Israeli police announced in September that they had arrested a gang of eight young Israeli neo-Nazis from the city of Petah Tikva (near Tel Aviv), who had been attacking and harassing religious Jews (and also gays and foreigners), beating them and videotaping the attacks. A police search turned up weapons and also Nazi materials such as uniforms, portraits of Adolf Hitler and symbolic references to Hitler's Third Reich. Reportedly, the gang members hail from Russia and emigrated under Israel's policy of admitting anyone with at least one Jewish grandparent.
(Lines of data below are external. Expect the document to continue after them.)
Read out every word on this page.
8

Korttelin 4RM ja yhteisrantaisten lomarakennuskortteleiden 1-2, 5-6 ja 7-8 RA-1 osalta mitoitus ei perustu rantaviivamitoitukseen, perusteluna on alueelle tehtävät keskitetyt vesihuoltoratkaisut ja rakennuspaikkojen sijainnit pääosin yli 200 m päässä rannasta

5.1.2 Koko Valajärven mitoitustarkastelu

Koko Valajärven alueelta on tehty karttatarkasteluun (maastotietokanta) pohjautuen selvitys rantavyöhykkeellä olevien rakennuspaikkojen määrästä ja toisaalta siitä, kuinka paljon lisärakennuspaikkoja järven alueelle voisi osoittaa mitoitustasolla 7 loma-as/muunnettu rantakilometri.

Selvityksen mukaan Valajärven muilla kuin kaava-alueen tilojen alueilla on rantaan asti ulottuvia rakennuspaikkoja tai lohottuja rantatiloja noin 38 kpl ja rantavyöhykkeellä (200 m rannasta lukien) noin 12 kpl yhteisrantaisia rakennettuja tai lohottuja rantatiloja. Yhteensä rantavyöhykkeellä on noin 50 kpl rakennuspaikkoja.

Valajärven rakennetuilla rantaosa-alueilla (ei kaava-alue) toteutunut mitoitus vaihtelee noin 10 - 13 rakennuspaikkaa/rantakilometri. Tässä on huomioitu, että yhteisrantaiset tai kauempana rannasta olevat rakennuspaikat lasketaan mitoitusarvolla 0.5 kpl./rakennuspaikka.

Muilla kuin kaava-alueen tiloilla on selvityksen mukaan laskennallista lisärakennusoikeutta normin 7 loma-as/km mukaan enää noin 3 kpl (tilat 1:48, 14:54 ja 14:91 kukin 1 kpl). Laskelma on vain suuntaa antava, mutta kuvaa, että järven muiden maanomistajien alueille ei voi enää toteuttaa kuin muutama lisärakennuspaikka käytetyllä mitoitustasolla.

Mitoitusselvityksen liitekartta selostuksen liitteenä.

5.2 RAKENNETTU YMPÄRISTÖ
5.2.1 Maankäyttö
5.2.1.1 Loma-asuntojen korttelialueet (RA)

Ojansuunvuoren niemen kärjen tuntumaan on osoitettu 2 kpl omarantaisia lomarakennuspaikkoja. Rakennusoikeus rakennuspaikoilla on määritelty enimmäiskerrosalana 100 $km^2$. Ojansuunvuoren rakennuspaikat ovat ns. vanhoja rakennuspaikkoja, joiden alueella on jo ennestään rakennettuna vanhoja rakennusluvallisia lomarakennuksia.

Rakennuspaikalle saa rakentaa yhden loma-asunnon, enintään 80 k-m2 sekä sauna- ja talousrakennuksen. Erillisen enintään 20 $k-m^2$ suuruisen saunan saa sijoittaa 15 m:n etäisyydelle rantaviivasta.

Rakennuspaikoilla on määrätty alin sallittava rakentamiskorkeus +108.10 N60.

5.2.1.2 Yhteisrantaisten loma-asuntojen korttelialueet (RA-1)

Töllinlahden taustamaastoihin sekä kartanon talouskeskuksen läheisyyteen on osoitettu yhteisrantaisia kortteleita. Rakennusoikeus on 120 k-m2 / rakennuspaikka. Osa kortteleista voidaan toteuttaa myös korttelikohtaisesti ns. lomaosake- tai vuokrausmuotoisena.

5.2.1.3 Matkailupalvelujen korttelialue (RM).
Retired assistant school principal Nelson Winbush, 78, of Kissimmee, Fla., is an African-American who has become a passionate promoter and historian of the Confederate States of America, even though it was that entity's secession from the Union that sparked the Civil War. Winbush told the St. Petersburg Times for an October profile that his grandfather had fought for the South, not to retain slavery but because he thought the South was being overtaxed. Winbush became more aggressive in the 1990s, opposing campaigns to remove Confederate flags from government buildings in the South. He has declined to be drawn into the racial implications of the Confederacy, telling the Times, "Black is nothing other than a darker shade of rebel gray."

A federal judge ruled in September that New York's College of Staten Island (a public school) could deny formal recognition to a men-only campus fraternity. The Chi Iota Colony sponsored various programs open to women, but not membership, and the college pulled its funding, citing gender discrimination.